The information is very quickly disseminated in broad use of language and general statements. It also is takin liberties with the information, such as siding with Microsoft when it states that:
“There were other operating systems for personal computers available (Mac OS, Unix, OS/2, Linux) and consumers could turn to them if the Microsoft system were unavailable; in addition, new suppliers could always enter the market.”
This implies that Microsoft’s statements on this issue (pretty much word for word the same as this text) are the truth, when in fact the REAL truth is different and contains a lot of “conditionals.” Such as Mac OS, OS/2, Unix and Linux not being in direct competition with Microsoft, especially at the time of the original complaint. Today this is even more apparent, with the exception of Linux, which is, begrudgingly, growing some interest from the personal computing market.
The book goes on to declare that the definition of market share in relation to monopoly is confusing (no, it isn’t, it is made to appear that way by those who wish to convert the minds of people who are unsure and uneducated about the specific situation – the law is based on guidelines, not a specific set of steps for every situation), and “ultimately misleading.” Suggesting that “…a firm could produce a superior product at low cost and consumers could establish that firm as the dominant supplier” suggesting that this is the case with Microsoft and MS Windows, against which there are scores of arguments, but these are not touched upon at all – in fact, no details are explored in any way.

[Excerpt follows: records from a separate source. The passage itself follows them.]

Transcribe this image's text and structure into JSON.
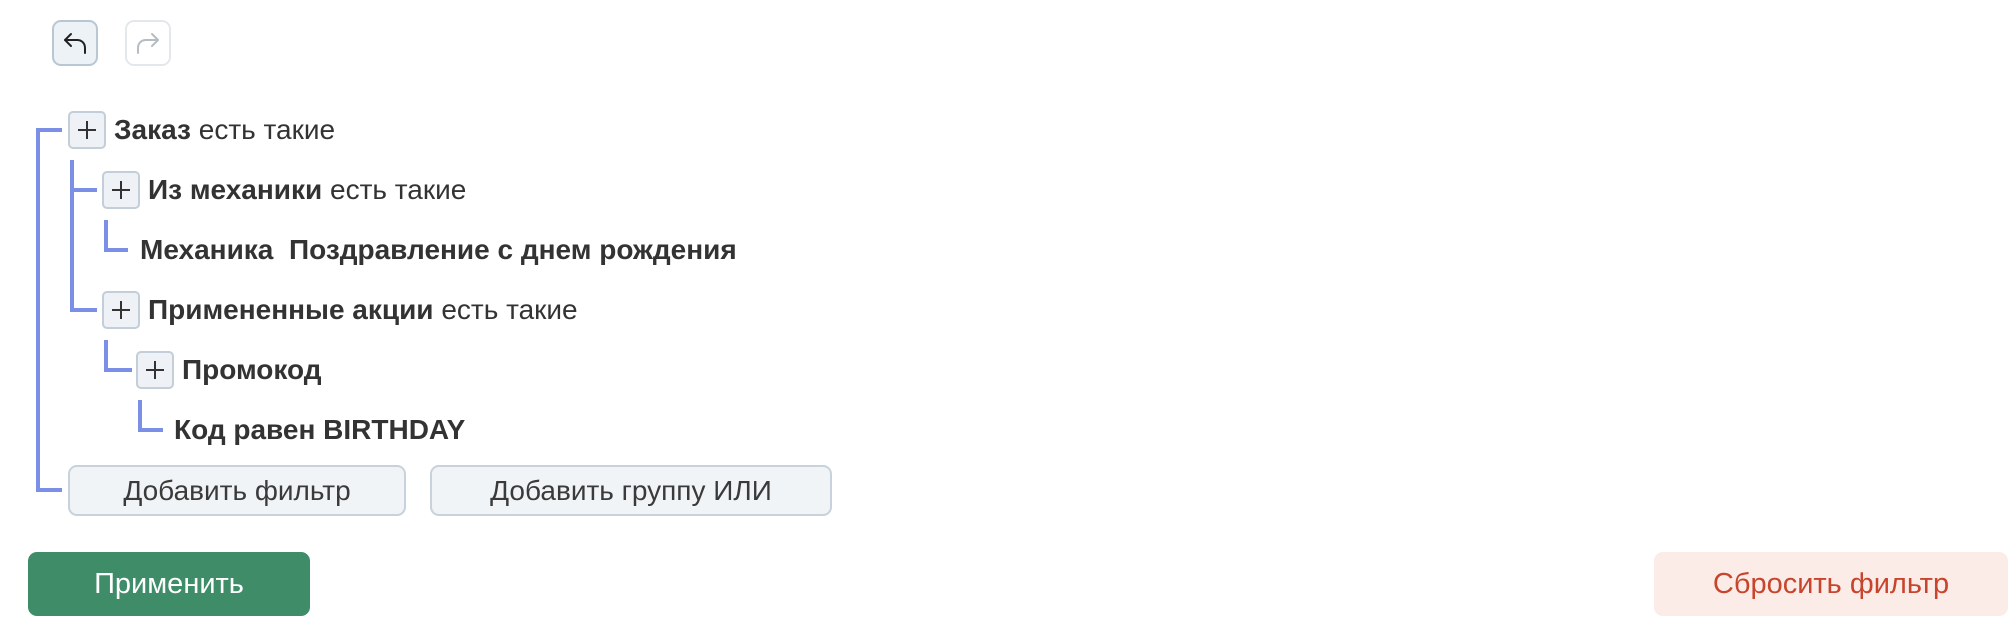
{
  "toolbar": {
    "undo_icon": "undo-arrow-icon",
    "redo_icon": "redo-arrow-icon"
  },
  "tree": {
    "order": {
      "name": "Заказ",
      "condition": "есть такие"
    },
    "mechanics": {
      "name": "Из механики",
      "condition": "есть такие"
    },
    "mechanic_value": {
      "name": "Механика",
      "value": "Поздравление с днем рождения"
    },
    "promotions": {
      "name": "Примененные акции",
      "condition": "есть такие"
    },
    "promocode": {
      "name": "Промокод"
    },
    "code_rule": {
      "text": "Код равен BIRTHDAY"
    }
  },
  "actions": {
    "add_filter": "Добавить фильтр",
    "add_or_group": "Добавить группу ИЛИ",
    "apply": "Применить",
    "reset": "Сбросить фильтр"
  },
  "colors": {
    "tree_line": "#7b8fe6",
    "apply_bg": "#3f8c69",
    "reset_bg": "#fbece8",
    "reset_text": "#c8442c"
  }
}
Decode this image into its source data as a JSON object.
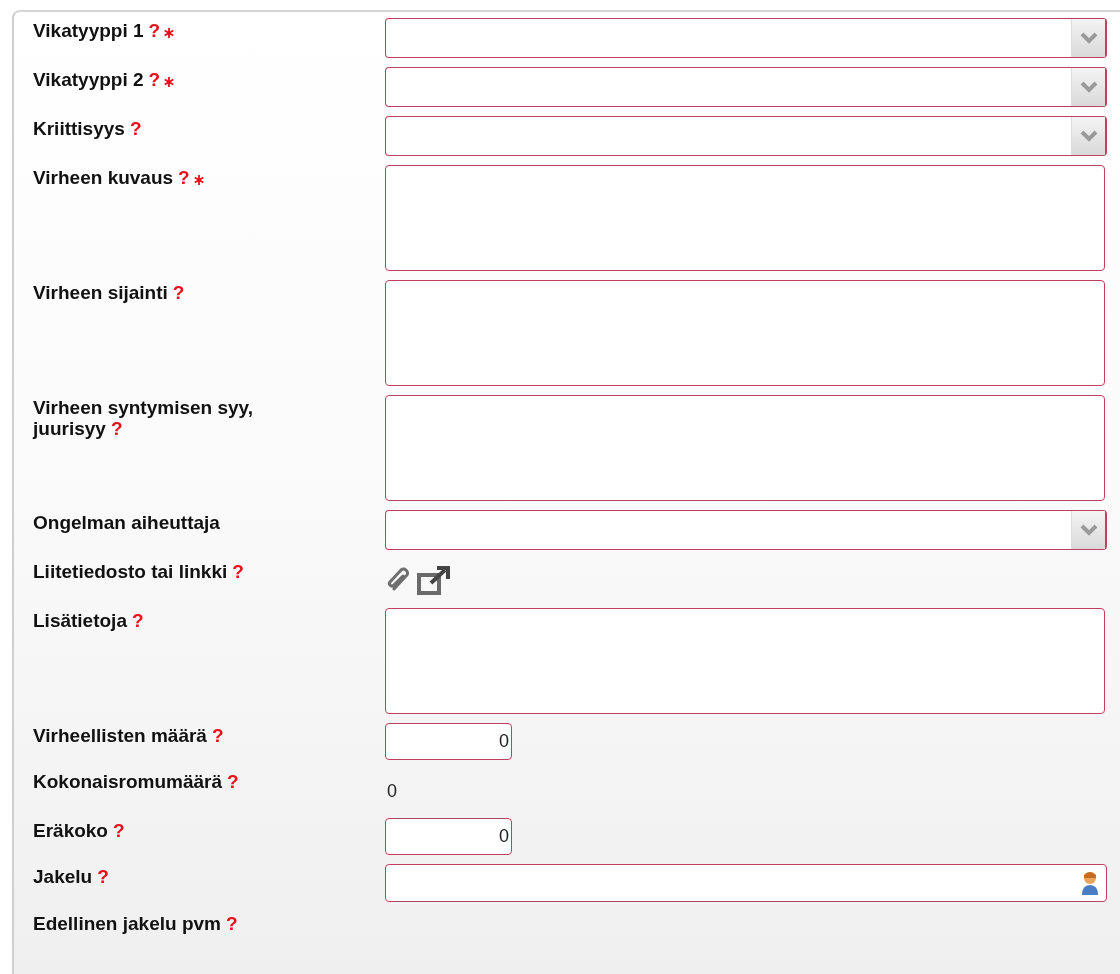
{
  "fields": [
    {
      "label": "Vikatyyppi 1",
      "help": "?",
      "required": true,
      "kind": "select"
    },
    {
      "label": "Vikatyyppi 2",
      "help": "?",
      "required": true,
      "kind": "select"
    },
    {
      "label": "Kriittisyys",
      "help": "?",
      "required": false,
      "kind": "select"
    },
    {
      "label": "Virheen kuvaus",
      "help": "?",
      "required": true,
      "kind": "textarea"
    },
    {
      "label": "Virheen sijainti",
      "help": "?",
      "required": false,
      "kind": "textarea"
    },
    {
      "label": "Virheen syntymisen syy,",
      "label_line_2": "juurisyy",
      "help": "?",
      "required": false,
      "kind": "textarea"
    },
    {
      "label": "Ongelman aiheuttaja",
      "required": false,
      "kind": "select"
    },
    {
      "label": "Liitetiedosto tai linkki",
      "help": "?",
      "required": false,
      "kind": "attachment"
    },
    {
      "label": "Lisätietoja",
      "help": "?",
      "required": false,
      "kind": "textarea"
    },
    {
      "label": "Virheellisten määrä",
      "help": "?",
      "required": false,
      "kind": "number",
      "value": "0"
    },
    {
      "label": "Kokonaisromumäärä",
      "help": "?",
      "required": false,
      "kind": "readonly",
      "value": "0"
    },
    {
      "label": "Eräkoko",
      "help": "?",
      "required": false,
      "kind": "number",
      "value": "0"
    },
    {
      "label": "Jakelu",
      "help": "?",
      "required": false,
      "kind": "person"
    },
    {
      "label": "Edellinen jakelu pvm",
      "help": "?",
      "required": false,
      "kind": "empty"
    }
  ]
}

It then gets back on topic in time to give its authors’ opinion of how Microsoft has attained its status through entirely legitimate means. Not by stating any facts or figures, but by repeating the same verbiage that Microsoft itself used in court and in their PR time and again. You can see the connection between the MS PR speak and the text in this book. They use the same terminology, word ordering and presumption.
The Amazon sample then goes straight to the Index. Ironically, this provides some quick free-reading for Amazon customers and the curious that is quite pro-Microsoft, without going into any details.

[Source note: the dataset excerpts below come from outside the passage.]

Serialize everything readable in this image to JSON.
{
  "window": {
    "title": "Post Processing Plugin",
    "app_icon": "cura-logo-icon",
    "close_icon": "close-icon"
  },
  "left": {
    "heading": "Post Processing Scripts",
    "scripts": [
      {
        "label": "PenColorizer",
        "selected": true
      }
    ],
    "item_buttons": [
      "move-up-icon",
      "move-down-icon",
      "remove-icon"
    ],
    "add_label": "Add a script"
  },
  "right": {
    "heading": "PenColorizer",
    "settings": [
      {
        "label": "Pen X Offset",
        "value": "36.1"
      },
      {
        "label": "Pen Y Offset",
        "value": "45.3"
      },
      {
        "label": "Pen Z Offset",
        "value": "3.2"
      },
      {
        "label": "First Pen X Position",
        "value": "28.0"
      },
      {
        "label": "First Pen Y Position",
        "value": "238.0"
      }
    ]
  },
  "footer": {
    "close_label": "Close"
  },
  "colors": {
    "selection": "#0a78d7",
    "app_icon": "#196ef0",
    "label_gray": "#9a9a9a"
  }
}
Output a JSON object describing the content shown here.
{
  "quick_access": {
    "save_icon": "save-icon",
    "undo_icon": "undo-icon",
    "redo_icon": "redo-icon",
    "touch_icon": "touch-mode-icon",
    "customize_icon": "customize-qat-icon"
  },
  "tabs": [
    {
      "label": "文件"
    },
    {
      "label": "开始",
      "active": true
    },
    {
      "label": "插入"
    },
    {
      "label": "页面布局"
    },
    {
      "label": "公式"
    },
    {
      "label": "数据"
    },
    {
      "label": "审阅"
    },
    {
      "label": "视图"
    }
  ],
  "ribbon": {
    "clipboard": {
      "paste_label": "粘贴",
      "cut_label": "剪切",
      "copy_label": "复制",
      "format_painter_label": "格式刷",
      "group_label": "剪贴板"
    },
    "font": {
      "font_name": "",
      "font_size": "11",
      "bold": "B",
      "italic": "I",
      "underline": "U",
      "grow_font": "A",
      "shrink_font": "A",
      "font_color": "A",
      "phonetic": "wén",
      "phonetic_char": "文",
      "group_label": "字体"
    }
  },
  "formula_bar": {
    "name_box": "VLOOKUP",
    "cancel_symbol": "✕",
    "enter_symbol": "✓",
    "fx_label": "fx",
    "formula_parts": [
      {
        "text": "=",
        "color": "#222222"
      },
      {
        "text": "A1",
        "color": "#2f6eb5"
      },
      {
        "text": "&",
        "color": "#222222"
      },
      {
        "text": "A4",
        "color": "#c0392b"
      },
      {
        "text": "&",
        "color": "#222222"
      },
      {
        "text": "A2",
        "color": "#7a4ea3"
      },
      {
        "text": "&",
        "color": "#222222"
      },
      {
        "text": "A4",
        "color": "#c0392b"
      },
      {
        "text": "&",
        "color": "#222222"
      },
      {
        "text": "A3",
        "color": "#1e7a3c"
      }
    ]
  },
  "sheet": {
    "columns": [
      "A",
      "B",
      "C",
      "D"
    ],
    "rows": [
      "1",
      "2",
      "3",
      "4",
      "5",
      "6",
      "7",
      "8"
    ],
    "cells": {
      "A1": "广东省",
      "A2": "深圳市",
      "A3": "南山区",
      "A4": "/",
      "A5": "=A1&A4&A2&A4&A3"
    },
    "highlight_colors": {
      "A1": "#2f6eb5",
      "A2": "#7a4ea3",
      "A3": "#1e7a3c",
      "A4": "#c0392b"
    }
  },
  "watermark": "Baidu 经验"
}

I’ve read quite a few books like this while sitting in the cafe portion of Borders & Barns & Noble. If the information provided at Amazon is an accurate indicator (and I admit it may not be), this book is likely nothing but one-sided, carefully worded fluff that offers no real “evidence” or “information” to the reader, while merely expounding on one opinion (the Microsoft opinion, it seems) that is no more valuable or credible than any posting we’ve seen on OSNews.com’s forums.
It appears to be a mass-media piece intended to be mere propaganda for readers that don’t want to think to heavily but are otherwise curious about the “opposing view.” It reminds me of the “Learn Photoshop Effects” books that are lined up row after row on the computer book shelves. Worthless mass-authored tripe that is only there to make a buck in a field where you can publish endless books to be eaten by unweary consumers – not to educate while making a buck.

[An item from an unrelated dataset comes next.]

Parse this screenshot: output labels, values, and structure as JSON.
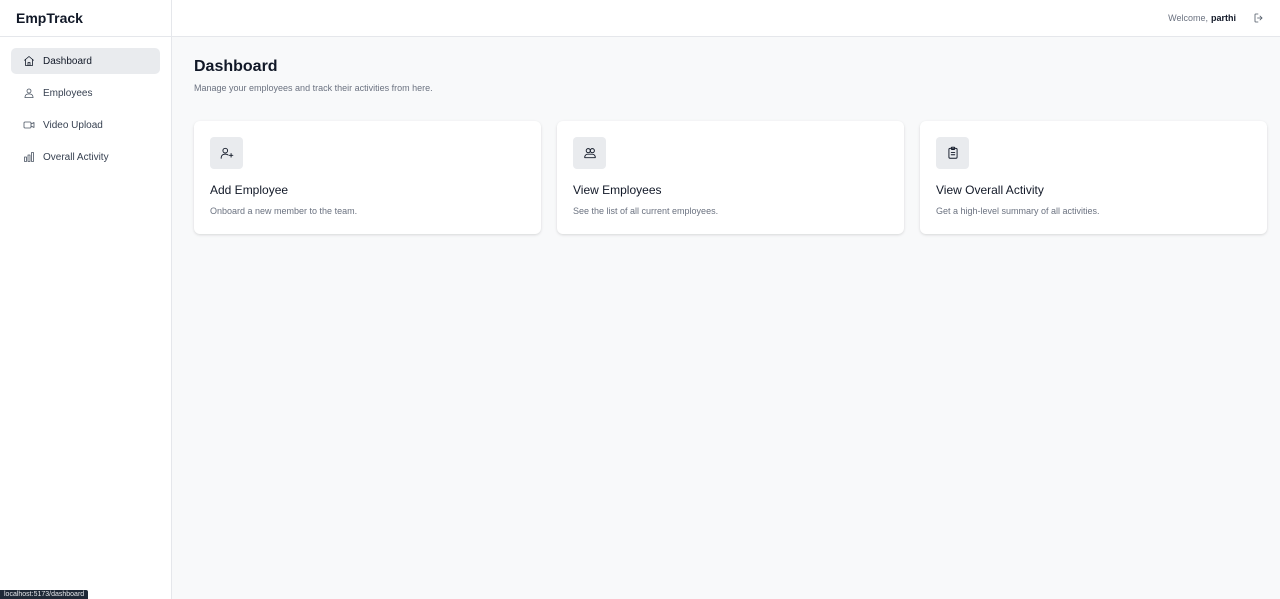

In short, this book appears to be the ideal book for those who are naive and easily swayed by the “assumed authority” of books. A quick-fix to arm Microsoft defenders and those against antitrust for the times that they will be involved in public debate (I’ve seen these statements almost word-for-word from MS, the apologists and the capitalist wannabes). It offers just enough one-sided information to make the reader into a dangerous (and annoying) “repeater” of slanted information; a propaganda tool.